Fraud prevention solutions prove more effective when they have access to more consumer data. When a customer opens a new account or applies for a new product or service, fraud prevention solutions are able to verify the person’s identity by cross-checking their personal data, such as name, address, and email, against their other accounts.
Underwriting has the potential to become more efficient. When underwriters have access to up-to-date information from credit bureaus combined with a full picture of an applicant’s financial situation, they are able to make more informed decisions and lower default rates.
Digital lending also benefits. In a chat with digital lending company ITSCREDIT, company CEO João Pinto said, “One of the strengths [of ITSCREDIT] is that the platform is open so that implementations can use as much data as is available in order to have a more complete view of customers and their financials. In this scenario, open banking is a key element. It not only makes much more data available from different players, but also makes integrations much easier.”

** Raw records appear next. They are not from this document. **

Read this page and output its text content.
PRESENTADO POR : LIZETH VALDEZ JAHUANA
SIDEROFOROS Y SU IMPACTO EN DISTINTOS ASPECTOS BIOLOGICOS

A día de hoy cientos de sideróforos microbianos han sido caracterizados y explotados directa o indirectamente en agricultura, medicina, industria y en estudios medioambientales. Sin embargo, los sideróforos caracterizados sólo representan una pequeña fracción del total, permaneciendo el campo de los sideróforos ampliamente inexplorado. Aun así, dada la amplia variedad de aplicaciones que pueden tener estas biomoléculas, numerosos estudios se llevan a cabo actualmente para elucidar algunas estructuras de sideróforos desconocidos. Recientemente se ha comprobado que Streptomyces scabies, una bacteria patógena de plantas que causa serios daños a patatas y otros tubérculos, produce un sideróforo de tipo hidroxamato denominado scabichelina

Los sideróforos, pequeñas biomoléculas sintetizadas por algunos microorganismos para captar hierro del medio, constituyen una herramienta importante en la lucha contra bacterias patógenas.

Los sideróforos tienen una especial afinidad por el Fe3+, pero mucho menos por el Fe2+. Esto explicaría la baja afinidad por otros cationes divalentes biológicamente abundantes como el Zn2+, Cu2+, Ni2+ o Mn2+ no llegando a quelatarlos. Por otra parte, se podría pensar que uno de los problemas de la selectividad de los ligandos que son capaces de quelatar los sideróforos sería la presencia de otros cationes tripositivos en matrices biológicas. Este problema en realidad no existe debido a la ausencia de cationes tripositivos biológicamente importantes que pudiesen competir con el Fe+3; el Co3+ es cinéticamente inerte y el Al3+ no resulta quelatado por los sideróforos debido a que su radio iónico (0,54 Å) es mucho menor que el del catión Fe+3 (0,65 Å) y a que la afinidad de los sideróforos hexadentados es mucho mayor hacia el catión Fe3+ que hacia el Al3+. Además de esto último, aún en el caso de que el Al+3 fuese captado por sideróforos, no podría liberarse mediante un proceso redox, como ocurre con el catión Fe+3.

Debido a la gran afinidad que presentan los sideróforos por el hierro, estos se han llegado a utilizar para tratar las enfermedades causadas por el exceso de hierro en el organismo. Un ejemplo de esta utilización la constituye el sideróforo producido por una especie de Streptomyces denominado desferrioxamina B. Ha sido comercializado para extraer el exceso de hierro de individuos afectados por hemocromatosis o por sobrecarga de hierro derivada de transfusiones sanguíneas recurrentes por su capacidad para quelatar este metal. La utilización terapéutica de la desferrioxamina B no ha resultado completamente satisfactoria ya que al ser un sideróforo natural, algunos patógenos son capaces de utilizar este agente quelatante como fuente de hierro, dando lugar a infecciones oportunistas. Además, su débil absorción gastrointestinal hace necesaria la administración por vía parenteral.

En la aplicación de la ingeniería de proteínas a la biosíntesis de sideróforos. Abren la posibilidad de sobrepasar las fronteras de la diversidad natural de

Traditional banks can create more effective marketing campaigns to customers.
According to Token.io’s Clyde, banks laid the groundwork for open banking with APIs in 2019 and he expects 2020 to be a turning point for open banking. “After a period of stabilization for APIs, transactions will soon follow, starting with data and progressing to payments. 2020 will also be the year of open payments in the U.K., with certain merchant categories going live with single immediate payments and transaction volumes following.”